Frozen Lobster and Crab Ravioli Recalled After Packaging Omits Key Allergens
Salt Lake City's Funaro's Perfect Pasta recalled up to 420 pounds of frozen Lobster & Crab Ravioli after packaging left off finfish, soy, and other key allergens.

Perfect Pasta, Inc., the Salt Lake City company operating under the Funaro's Perfect Pasta name, voluntarily pulled up to 42 cases of its frozen Lobster & Crab Ravioli from the market after an FDA report found the product's packaging failed to disclose several allergen-containing ingredients. The recalled product, made on January 19, 2026, was pulled on February 8, with total volume reaching up to 420 pounds depending on the per-case weight, which was reported as ranging between one and ten pounds per case.
The FDA report cited six undeclared ingredients: shrimp, crab, lobster, pollock, whiting, and soy. The packaging that shipped with the product reportedly listed Wheat, Eggs, Milk, and Crustaceans-Shellfish as allergen disclosures, but pollock and whiting, both finfish, were left off entirely. That distinction carries real weight for anyone managing a food allergy. For allergists and their patients, finfish and shellfish are treated as separate allergen categories, meaning someone who knows to avoid crustaceans but scans a label and sees "Crustaceans-Shellfish" listed could still be exposed to a finfish they react to without any warning. Soy, also absent from the label, is recognized as one of the major food allergens.
There is an apparent tension in the recall details worth noting: the packaging reportedly included a general "Crustaceans-Shellfish" declaration, yet the FDA simultaneously listed shrimp, crab, and lobster among the undeclared ingredients.
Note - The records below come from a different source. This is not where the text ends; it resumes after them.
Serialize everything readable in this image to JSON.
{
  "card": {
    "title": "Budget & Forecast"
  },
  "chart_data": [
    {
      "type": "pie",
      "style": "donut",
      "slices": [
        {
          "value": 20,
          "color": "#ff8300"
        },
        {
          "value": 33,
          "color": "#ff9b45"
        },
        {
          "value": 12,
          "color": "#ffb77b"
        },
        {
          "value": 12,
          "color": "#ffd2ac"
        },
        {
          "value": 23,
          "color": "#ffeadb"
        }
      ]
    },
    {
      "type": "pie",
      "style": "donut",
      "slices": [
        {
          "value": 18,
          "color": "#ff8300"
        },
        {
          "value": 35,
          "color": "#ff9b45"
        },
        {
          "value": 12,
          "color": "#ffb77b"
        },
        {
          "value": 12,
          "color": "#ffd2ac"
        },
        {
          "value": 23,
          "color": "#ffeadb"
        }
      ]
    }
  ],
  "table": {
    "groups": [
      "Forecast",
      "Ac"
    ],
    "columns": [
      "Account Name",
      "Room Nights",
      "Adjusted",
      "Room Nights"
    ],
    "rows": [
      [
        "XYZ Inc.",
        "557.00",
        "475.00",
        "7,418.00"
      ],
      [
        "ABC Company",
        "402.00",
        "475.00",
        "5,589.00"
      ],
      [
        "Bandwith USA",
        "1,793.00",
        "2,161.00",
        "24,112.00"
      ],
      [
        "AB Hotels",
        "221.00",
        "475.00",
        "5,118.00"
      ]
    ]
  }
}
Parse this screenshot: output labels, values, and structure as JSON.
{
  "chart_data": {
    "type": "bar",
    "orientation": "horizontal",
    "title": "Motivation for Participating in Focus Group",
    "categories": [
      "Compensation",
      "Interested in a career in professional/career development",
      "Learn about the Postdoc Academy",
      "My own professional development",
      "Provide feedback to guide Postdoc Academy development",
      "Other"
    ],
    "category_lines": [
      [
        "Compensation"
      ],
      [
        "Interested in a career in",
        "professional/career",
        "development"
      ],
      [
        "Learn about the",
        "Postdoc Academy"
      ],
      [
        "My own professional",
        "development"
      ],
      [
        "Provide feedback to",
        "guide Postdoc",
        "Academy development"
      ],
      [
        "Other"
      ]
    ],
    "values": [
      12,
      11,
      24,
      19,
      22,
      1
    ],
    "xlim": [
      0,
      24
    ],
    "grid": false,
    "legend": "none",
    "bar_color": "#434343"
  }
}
Whether the agency's determination relates to the use of a generic category term versus specific species identification, a lot-level labeling inconsistency, or some other factor has not been clarified in available documentation. The full FDA recall notice, including lot codes, UPC identifiers, and distribution scope, had not been made publicly detailed in the sources available at the time of this reporting.

Food allergy affects approximately 8 million Americans, which gives even a relatively contained recall like this one broader relevance. The 420-pound figure is small compared to many food recalls, but the nature of the omission, a label that appeared complete while leaving out multiple allergen categories, is exactly the kind of gap that puts allergic consumers at risk.
If you purchased frozen Lobster & Crab Ravioli from Funaro's Perfect Pasta recently, check your packaging against any available recall notifications from the FDA's Recalls, Market Withdrawals, and Safety Alerts database, and contact Perfect Pasta, Inc. directly for guidance on returns or disposal. No consumer illnesses connected to this recall had been reported in available sources as of this writing.